„Endlich Musigfescht“, spornte am 3. Wochenende im Juli die Musikanten/Innen der Musikkapelle Pinswang rund um Obmann Gerhard Haller und Kapellmeister Bernhard Rainer, und die Dorfbevölkerung zur Höchstleistung in punkto Kameradschaft und Gastfreundschaft an.
Für die einen ist es ein musikalisch-kameradschaftliches Treffen, für die anderen das größte Kulturereignis im Bezirk. Den „Wahrheitsgehalt“ dieser Aussage kann man nur beurteilen, wenn man selbst dabei war und dieses Fest miterlebt hat.
Das 67. Bundesmusikfest vereinnahmte alle „blasmusikbegeisterten“ Außerferner und viel bayrische Freunde und entwickelte sich wieder zu einer großartigen Veranstaltung mit Kultstatus.
35 Kapellen mit ca. 1.300 Musikanten/Innen waren am Sonntag zu Gast im 415 Einwohner zählenden Pinswang als es hieß, einen farbenprächtigen Festumzug mit Marschmusikbewertung zu inszenieren. Die Pinswanger hatten ihr Dorf fein herausgeputzt und so wurde den zahlreichen Besuchern ein eindrucksvolles, idyllisches Bild, eines harmonischen Außerferner Dorfes im „Blasmusikalischen Partyfieber“ geboten.
Nach dem Festgottesdienst konnte Bezirksobmann Horst Pürstl beim anschließenden Festakt zahlreiche Ehrengäste aus Politik und Wirtschaft begrüßen:
Darunter Dekan Mag.

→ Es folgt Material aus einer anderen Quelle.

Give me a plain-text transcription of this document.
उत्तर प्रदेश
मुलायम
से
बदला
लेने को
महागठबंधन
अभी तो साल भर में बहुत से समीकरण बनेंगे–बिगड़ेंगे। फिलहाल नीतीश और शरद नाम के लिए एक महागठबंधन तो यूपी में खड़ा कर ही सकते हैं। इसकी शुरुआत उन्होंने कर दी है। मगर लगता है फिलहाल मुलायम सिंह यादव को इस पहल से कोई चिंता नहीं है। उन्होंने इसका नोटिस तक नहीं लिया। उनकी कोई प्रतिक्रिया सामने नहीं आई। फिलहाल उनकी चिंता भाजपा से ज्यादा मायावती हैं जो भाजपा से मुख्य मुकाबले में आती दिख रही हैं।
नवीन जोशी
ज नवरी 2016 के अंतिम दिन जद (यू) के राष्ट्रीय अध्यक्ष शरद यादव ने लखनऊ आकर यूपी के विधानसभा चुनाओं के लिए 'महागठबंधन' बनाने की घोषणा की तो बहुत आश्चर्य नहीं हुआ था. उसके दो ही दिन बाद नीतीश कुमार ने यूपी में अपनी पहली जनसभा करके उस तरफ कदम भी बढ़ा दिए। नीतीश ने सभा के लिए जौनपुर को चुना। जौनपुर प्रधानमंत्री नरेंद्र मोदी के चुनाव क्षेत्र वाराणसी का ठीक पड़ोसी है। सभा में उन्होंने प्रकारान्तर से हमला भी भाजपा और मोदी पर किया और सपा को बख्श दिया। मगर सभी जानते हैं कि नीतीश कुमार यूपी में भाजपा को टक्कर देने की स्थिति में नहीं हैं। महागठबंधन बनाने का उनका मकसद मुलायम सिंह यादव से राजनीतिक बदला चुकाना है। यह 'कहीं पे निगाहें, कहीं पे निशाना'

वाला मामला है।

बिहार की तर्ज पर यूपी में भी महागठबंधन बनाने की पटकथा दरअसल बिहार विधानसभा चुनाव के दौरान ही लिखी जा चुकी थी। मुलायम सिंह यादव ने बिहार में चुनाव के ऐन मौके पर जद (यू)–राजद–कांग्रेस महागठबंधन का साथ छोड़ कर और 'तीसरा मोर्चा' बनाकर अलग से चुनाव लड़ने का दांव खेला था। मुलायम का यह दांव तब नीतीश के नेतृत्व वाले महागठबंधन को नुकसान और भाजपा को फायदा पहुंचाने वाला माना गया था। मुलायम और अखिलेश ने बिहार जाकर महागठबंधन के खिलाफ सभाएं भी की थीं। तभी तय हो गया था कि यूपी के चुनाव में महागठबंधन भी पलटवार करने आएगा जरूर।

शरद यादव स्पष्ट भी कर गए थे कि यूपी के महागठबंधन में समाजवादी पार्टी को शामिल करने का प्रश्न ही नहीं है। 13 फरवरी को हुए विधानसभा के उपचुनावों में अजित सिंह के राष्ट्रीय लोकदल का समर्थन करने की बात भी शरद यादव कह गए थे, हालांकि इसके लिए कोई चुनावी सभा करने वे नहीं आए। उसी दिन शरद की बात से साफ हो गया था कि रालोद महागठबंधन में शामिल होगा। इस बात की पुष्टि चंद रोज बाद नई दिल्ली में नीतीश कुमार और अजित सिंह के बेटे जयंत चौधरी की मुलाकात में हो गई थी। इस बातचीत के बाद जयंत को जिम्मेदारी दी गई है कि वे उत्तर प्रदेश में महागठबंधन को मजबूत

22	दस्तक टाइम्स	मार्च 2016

Franz Neuner, Pfarrer Simon Georg, Landeshauptmannstv. Josef Geisler, BRin Sonja Ledl-Rossmann, Bezirkshauptmann Mag. Konrad Geisler, Landesverbandsfinanzreferent Markus Schlenck, Bürgermeister Karl Wechselberger, Dr. Reinhard Schretter, Dir. Dipl.-Kfm. Ralph Götz, die Ehrenringträger des TBV Paul Kaiser und Josef Kerber, zahlreiche Ehrenmitglieder und viele andere mehr.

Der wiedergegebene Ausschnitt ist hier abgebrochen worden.